Umbrella Type. Advantages of this type are that it takes up less yard space and that you can take it down when you're not planning to use it.
The instructions below are intended for construction of the T-Bar type.
Step 2: Locate Your Clothes Line
Choose a site where the clothes line will be out of sight of visitors or passersby. Also, find a location that is free of trees to avoid sap or bird droppings falling on your hanging clothes.
Step 3: Plan Your Posts and Post Holes
For the T-Bar version of clothes line, you'll need to dig 2 holes, each 2 feet deep. Unless you know where your underground power lines, gas lines, and telephone lines are buried, you should call your local utility companies to help you locate them, so that you can avoid accidentally severing one or more of these lines. When you dig your holes, make them larger in diameter at the bottom than at the top. This will help prevent your poles from loosening after they are planted.

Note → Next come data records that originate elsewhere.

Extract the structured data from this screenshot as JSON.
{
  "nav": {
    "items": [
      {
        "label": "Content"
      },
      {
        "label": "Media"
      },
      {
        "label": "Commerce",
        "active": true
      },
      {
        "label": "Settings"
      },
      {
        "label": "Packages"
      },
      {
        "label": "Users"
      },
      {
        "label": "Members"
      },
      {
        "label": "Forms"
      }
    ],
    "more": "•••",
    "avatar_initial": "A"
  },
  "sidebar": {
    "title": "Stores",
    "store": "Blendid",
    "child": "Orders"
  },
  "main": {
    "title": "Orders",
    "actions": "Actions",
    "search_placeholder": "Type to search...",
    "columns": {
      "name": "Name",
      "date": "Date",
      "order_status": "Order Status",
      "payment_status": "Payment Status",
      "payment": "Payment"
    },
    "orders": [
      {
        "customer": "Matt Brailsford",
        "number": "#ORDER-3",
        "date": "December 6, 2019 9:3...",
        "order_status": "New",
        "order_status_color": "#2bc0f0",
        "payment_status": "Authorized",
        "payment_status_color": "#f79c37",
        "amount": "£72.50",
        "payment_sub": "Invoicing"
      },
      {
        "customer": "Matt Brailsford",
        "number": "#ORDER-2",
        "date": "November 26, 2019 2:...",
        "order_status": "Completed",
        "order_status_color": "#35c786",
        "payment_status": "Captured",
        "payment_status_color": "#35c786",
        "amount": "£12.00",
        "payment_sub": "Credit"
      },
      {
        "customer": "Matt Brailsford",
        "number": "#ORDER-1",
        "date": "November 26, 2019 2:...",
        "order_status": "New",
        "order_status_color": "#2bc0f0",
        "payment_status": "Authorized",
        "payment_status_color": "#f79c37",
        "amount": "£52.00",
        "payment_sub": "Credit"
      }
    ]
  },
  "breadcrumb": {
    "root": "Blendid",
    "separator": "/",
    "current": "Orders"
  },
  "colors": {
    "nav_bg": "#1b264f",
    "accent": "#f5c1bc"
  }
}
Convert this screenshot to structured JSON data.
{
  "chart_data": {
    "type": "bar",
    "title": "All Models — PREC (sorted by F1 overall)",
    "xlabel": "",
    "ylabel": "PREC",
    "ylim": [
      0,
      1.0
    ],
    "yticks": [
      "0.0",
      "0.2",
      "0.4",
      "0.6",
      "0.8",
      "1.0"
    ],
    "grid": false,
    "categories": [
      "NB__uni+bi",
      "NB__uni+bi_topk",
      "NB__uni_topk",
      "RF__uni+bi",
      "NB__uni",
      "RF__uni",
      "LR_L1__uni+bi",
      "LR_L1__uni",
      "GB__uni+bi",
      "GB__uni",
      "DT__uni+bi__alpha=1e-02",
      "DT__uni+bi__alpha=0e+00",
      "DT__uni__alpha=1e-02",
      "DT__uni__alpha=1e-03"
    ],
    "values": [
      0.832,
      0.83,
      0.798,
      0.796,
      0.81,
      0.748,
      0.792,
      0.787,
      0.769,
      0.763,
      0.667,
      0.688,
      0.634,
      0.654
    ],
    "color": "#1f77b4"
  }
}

Step 4: Add Cement to Your Holes
Pour dry post hole cement mix into the post hole, add water, and mix it until you get the right consistency. Leave 4-feet of space above the surface of your concrete and the top of the hole. Planting your post in the wet concrete will cause the concrete surface to rise.
Step 5: Planting Your Posts
Plant your post down through the wet concrete until it rests solidly on the bottom of the hole. Then, using your twine, stakes, hammer, and level, stake the pole to keep it plumb until the concrete sets. Plant your second pole the same way.
Step 6: Adding Your Clothesline
Using clothes line pulleys, clothes line tightener, and clothes line, all of which you should be able to buy at a home improvement store, you can now finish installing your line.